Both before and, amazingly, in these mere few days after the conference, one keeps encountering voices from the Arab left publicly dismissive of the green movement and, in the most recent instance, dismissive of concerns raised yesterday by Sec. Clinton that Iran is becoming a military dictatorship in the hands of the Revolutionary Guards and the basij volunteer thugs. Yet the same idea, this fear and belief, is precisely what is animating the green movement and its supporters in the United States. For example, Arjomand's entire analysis of the present political scene in Iran is predicated on the understanding that these are the forces that dominate the Iranian government, perpetrated the election fraud (a fact denied by way too many people in the Arab left), and now constitute the epicenter of power in Iran waving aside any claims by critics of the regime internal or external to the system. It is they who rigged the election (in Arjomand's insightful analysis, a smart move by Ahmadinejad since it was the only way for him to stay in office, but a big mistake for Khamenei who created a crisis that could have been avoided by allowing a reformist candidate into office), beat and kill protesters in the street, torture dissidents, repress free speech and assembly and stage elaborate, bizarre show trials. That this regime has all the elements of not only a military dictatorship, but a fascist one at that, seemed, at the Rutgers conference, beyond reasonable debate, and so it is. Denying or dismissing these obvious facts in vain hope that the Iranian regime is actually interested in confronting Israel or ridiculous fear that the opposition represents a "Western conspiracy" funded by "Saudi money" or some such tomfoolery is simply unconscionable.

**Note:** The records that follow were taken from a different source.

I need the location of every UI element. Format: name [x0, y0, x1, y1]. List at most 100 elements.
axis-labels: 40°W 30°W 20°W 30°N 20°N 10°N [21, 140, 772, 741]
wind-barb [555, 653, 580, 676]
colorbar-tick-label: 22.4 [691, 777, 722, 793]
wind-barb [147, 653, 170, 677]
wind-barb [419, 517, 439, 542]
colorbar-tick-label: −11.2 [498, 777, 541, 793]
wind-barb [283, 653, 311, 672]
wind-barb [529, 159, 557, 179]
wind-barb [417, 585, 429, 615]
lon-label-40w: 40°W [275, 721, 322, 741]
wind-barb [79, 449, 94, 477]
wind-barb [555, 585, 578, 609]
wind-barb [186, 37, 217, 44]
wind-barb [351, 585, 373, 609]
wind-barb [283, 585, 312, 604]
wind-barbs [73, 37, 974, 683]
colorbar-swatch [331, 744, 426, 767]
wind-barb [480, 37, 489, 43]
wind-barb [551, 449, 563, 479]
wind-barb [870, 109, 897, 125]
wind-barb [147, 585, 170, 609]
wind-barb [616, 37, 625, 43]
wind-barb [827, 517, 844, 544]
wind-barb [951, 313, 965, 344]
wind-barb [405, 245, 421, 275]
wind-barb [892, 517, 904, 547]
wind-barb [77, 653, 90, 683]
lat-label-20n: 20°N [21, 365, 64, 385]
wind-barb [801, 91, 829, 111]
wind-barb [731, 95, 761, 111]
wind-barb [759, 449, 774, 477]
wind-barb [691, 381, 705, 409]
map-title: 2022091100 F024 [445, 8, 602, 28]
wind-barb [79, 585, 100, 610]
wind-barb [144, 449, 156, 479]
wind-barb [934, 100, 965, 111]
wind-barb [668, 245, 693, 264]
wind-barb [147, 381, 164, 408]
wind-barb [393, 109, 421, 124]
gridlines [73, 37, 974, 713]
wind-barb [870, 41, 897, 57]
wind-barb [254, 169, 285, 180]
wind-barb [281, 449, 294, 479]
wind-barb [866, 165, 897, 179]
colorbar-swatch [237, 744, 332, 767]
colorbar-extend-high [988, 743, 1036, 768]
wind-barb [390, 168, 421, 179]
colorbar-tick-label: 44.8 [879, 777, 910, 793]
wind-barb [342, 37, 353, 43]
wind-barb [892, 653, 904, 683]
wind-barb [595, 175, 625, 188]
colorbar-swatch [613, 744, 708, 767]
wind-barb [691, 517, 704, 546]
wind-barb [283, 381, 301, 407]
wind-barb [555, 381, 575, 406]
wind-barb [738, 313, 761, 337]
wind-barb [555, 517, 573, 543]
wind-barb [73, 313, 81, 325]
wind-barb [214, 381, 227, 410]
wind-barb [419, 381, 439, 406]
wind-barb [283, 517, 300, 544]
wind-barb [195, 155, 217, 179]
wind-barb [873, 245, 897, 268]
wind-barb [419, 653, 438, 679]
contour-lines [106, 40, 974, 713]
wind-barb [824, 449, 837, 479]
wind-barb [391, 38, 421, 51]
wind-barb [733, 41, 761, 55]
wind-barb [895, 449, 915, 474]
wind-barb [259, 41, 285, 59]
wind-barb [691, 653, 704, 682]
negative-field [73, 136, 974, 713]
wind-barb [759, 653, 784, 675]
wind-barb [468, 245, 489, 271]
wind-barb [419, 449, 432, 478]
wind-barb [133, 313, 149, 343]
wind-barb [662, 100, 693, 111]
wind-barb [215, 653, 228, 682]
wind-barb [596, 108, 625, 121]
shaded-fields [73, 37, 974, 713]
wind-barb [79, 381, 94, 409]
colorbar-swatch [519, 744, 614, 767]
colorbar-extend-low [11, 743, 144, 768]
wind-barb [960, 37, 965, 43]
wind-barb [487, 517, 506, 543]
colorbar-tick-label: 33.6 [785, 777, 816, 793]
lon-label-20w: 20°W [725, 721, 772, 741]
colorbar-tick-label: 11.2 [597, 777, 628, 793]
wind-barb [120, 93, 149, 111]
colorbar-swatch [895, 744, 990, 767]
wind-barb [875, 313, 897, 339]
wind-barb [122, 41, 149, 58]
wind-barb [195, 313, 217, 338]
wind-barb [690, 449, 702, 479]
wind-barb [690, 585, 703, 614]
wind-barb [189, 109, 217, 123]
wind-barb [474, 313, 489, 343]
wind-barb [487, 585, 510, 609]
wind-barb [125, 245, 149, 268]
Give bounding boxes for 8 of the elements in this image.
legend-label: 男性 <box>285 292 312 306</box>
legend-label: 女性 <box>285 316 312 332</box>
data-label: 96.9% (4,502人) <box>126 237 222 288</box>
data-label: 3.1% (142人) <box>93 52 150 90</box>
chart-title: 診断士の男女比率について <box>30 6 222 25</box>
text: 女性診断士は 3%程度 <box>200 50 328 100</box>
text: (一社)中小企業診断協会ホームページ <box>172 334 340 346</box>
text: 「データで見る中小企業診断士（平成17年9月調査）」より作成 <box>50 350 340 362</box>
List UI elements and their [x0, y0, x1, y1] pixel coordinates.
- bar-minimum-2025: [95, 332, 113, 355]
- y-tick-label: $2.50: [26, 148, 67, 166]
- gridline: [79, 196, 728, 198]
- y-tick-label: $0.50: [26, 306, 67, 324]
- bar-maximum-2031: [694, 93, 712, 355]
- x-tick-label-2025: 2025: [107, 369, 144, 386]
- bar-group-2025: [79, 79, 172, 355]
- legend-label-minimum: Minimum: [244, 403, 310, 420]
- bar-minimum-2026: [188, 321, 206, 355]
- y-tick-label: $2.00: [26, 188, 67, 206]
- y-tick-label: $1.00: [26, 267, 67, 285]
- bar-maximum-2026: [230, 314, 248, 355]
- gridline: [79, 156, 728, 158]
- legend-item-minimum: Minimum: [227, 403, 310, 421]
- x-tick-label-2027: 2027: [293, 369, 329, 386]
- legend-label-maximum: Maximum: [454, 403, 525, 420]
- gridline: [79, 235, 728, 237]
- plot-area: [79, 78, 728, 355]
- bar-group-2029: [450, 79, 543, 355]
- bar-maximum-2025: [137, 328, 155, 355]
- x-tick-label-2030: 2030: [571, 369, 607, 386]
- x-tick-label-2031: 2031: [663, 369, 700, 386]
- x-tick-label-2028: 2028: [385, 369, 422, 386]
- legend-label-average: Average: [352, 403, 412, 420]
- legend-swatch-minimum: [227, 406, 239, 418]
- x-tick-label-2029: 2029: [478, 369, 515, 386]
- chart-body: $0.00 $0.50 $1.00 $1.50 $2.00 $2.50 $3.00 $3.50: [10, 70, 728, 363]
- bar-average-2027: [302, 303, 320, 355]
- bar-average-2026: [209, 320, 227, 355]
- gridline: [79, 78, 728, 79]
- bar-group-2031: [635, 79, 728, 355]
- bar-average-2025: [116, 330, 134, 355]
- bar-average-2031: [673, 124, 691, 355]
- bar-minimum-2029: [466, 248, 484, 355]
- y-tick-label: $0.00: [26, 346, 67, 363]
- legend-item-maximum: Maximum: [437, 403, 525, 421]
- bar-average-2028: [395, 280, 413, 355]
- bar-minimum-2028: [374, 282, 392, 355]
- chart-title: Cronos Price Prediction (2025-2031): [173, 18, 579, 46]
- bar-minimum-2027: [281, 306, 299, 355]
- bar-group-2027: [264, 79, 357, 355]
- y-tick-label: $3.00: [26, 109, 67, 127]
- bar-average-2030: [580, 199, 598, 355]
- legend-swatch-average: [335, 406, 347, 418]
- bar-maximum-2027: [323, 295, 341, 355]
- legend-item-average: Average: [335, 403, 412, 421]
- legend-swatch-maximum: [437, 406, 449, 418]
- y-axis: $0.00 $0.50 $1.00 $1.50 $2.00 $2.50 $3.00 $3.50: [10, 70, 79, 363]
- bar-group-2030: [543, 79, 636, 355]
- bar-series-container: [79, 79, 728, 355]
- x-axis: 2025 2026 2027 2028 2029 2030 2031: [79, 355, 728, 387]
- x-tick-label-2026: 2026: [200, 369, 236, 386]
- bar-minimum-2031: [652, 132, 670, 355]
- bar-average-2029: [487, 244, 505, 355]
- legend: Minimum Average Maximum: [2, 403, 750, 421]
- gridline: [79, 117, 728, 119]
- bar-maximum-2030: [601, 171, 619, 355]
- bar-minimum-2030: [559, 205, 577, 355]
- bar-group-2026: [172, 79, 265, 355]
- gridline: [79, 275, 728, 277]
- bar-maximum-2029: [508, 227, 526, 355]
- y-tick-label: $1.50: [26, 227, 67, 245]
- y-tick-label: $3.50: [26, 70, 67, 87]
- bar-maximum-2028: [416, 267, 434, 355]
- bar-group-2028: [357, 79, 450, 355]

Obviously, there are significant segments of the Arab left that don't fall into this trap, and they deserve credit. But far too much does. But we not only have to stop thinking about international relations in this narrow, ungenerous, narcissistic and solipsistic way, the real corrective begins much closer to home. The Arab left, and Arabs in general for that matter, have to learn to agree to disagree, to be open to debate and conversation, not to rush to judge the motivations and characters of people saying things we don't agree with or that we don't understand. We have to learn the crucial difference between challenging people's ideas, even harshly, (perfectly okay) and challenging people's motivations or personalities (unnecessary and counterproductive). Very often we treat these two very distinct behaviors as if they were synonymous, being annoyed by the first when in fact we need much more of it, and turning a blind eye to the second although it's doing incalculable damage to our Arab-American conversation. We have to stop shunning each other, and even more importantly launching preposterous and dangerous accusations, above all labels of traitor, collaborator, Arab Zionist, or, for that matter, terrorist. From my experience at Rutgers at the weekend, the Iranians of the green movement and their supporters in the Iranian American left have a lot to teach us and we'd better start learning fast.